Auch ein anderer Kulturschaffender, [der flämische Philosoph] Luc Devoldere zeigte sich bei seiner Vorlesung zur Pazifikation am 9. November im niederländischen Breda als wahrer Europäer. Er schloss seine Intervention mit Titel „Verloren in all unseren Sprachen“, welche überall in Flandern und den Niederlanden Pflichtlektüre werden sollte, mit folgenden Worten: „Vielleicht werde ich — der Sprachnostalgiker — im letzten Augenblick meines Lebens in Angedenken an das verlorene Keltisch seufzen und dann ein paar Worte auf Lateinisch murmeln, vielleicht auf Italienisch singen, auf Französisch träumen und schließlich in meinem Westflämisch sterben. Aber ich werde meine Beobachtungen auf Niederländisch gemacht haben. Voilà”. Oder wie man zum wahren Europäer wird, weil man in Sprachen und Kultur verwurzelt ist.[[Die Nation ist in der Tat ein Sprungbrett nach Europa und nicht ein Rückzug in sein eigenes kleines Umfeld, wie ihn die populistischen Parteien heute verkünden.]]

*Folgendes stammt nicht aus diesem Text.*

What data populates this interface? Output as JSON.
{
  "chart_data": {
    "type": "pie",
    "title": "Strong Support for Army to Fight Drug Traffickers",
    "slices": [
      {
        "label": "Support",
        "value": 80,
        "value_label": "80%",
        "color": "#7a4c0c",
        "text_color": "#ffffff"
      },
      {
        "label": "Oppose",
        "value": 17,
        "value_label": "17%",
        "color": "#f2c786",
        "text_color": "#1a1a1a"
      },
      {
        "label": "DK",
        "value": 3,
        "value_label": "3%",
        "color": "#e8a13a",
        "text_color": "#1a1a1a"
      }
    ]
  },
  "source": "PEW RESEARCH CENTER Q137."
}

Joseph Goebbels, Hitlers Vertrauter und Propagandaminister, hat einmal gesagt: „Wenn ich das Wort Kultur schon höre, entsichere ich meinen Revolver“. Europa wurde auf einer völlig entgegengesetzten Idee aufgebaut. Wenn wir einen Revolver sehen, greifen wir zur Kultur. Wollen wir die junge Generation in Frieden und in Europa großziehen, dann müssen wir ihnen diese Kultur mit auf den Weg geben. Eine Kultur, die nicht „elitär“ ist, sondern unser gemeinsames Erbe.